Nuclear nucleic acid-binding protein C1D is a protein that in humans is encoded by the C1D gene. The C1D protein is encoded by a DNA binding gene traced in the nucleus. Protein C1D has a chromosomal location of 2p14. C1D has a family of proteins consisting of C1D homologues which may include Sas10 domains. C1D is thought to bind to RNA and DNA where it may be involved in mechanisms of DNA repair. Protein C1D is ubiquitously expressed in different human tissues.

Function 

Despite inducing denaturing conditions, C1D shows high-affinity binding to DNA. C1D has demonstrated capability to bind to DNA in DNA repair pathways.

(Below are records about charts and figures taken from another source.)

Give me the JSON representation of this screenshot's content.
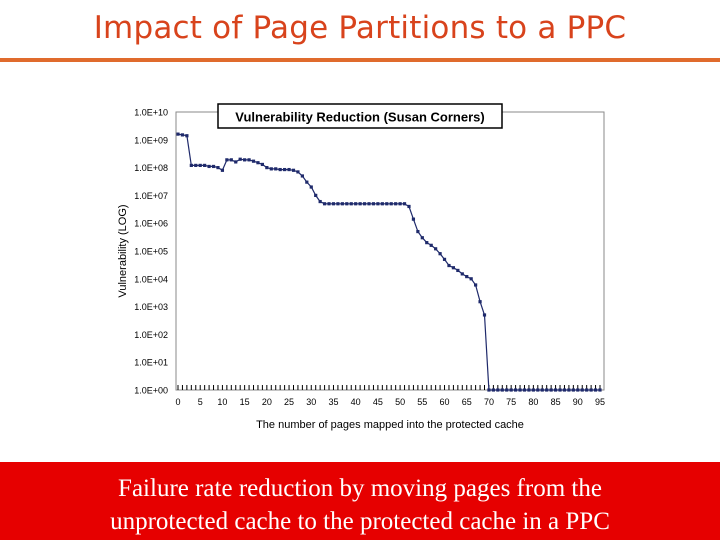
{
  "slide": {
    "title": "Impact of Page Partitions to a PPC",
    "footer_line1": "Failure rate reduction by moving pages from the",
    "footer_line2": "unprotected cache to the protected cache in a PPC"
  },
  "colors": {
    "title": "#d8431c",
    "rule": "#e06b2d",
    "footer_bg": "#e60000",
    "series": "#1f2a6b"
  },
  "chart_data": {
    "type": "line",
    "title": "Vulnerability Reduction (Susan Corners)",
    "xlabel": "The number of pages mapped into the protected cache",
    "ylabel": "Vulnerability (LOG)",
    "yscale": "log",
    "ylim": [
      1,
      10000000000
    ],
    "xlim": [
      0,
      95
    ],
    "grid": false,
    "legend": "none",
    "y_tick_labels": [
      "1.0E+00",
      "1.0E+01",
      "1.0E+02",
      "1.0E+03",
      "1.0E+04",
      "1.0E+05",
      "1.0E+06",
      "1.0E+07",
      "1.0E+08",
      "1.0E+09",
      "1.0E+10"
    ],
    "x_tick_labels": [
      "0",
      "5",
      "10",
      "15",
      "20",
      "25",
      "30",
      "35",
      "40",
      "45",
      "50",
      "55",
      "60",
      "65",
      "70",
      "75",
      "80",
      "85",
      "90",
      "95"
    ],
    "x": [
      0,
      1,
      2,
      3,
      4,
      5,
      6,
      7,
      8,
      9,
      10,
      11,
      12,
      13,
      14,
      15,
      16,
      17,
      18,
      19,
      20,
      21,
      22,
      23,
      24,
      25,
      26,
      27,
      28,
      29,
      30,
      31,
      32,
      33,
      34,
      35,
      36,
      37,
      38,
      39,
      40,
      41,
      42,
      43,
      44,
      45,
      46,
      47,
      48,
      49,
      50,
      51,
      52,
      53,
      54,
      55,
      56,
      57,
      58,
      59,
      60,
      61,
      62,
      63,
      64,
      65,
      66,
      67,
      68,
      69,
      70,
      71,
      72,
      73,
      74,
      75,
      76,
      77,
      78,
      79,
      80,
      81,
      82,
      83,
      84,
      85,
      86,
      87,
      88,
      89,
      90,
      91,
      92,
      93,
      94,
      95
    ],
    "values": [
      1600000000.0,
      1500000000.0,
      1400000000.0,
      120000000.0,
      120000000.0,
      120000000.0,
      120000000.0,
      110000000.0,
      110000000.0,
      100000000.0,
      80000000.0,
      190000000.0,
      190000000.0,
      160000000.0,
      200000000.0,
      190000000.0,
      190000000.0,
      170000000.0,
      150000000.0,
      130000000.0,
      100000000.0,
      90000000.0,
      90000000.0,
      85000000.0,
      85000000.0,
      85000000.0,
      80000000.0,
      70000000.0,
      50000000.0,
      30000000.0,
      20000000.0,
      10000000.0,
      6000000.0,
      5000000.0,
      5000000.0,
      5000000.0,
      5000000.0,
      5000000.0,
      5000000.0,
      5000000.0,
      5000000.0,
      5000000.0,
      5000000.0,
      5000000.0,
      5000000.0,
      5000000.0,
      5000000.0,
      5000000.0,
      5000000.0,
      5000000.0,
      5000000.0,
      5000000.0,
      4000000.0,
      1400000.0,
      500000.0,
      300000.0,
      200000.0,
      160000.0,
      120000.0,
      80000.0,
      50000.0,
      30000.0,
      25000.0,
      20000.0,
      15000.0,
      12000.0,
      10000.0,
      6000.0,
      1500.0,
      500,
      1,
      1,
      1,
      1,
      1,
      1,
      1,
      1,
      1,
      1,
      1,
      1,
      1,
      1,
      1,
      1,
      1,
      1,
      1,
      1,
      1,
      1,
      1,
      1,
      1,
      1
    ]
  }
}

The protein encoded by this gene is a DNA binding and apoptosis-inducing protein and is localized in the nucleus. It is also a Rac3-interacting protein which acts as a corepressor for the thyroid hormone receptor. This protein is thought to regulate TRAX/Translin complex formation. Protein C1D may have a protective effect against relation to the TRAX/Translin complex formation of DNA. Several alternatively spliced transcript variants of this gene have been described, but the full length nature of some of these variants has not been determined.

Interactions 

C1D has been shown to interact with TSNAX and DNA-PKcs. C1D has also shown to interact notably in mammalian cells and yeast. Interaction in mammalian cells only occur ensuing gamma-irradiation.

Protein expression 
The protein C1D is thought to be expressed ubiquitously. It may be expressed in high levels in the mammary gland, thyroid gland, salivary gland, medulla oblongata, and hippocampus. It may be expressed at lower levels in the appendix, heart, lungs, skeletal muscles, and colon.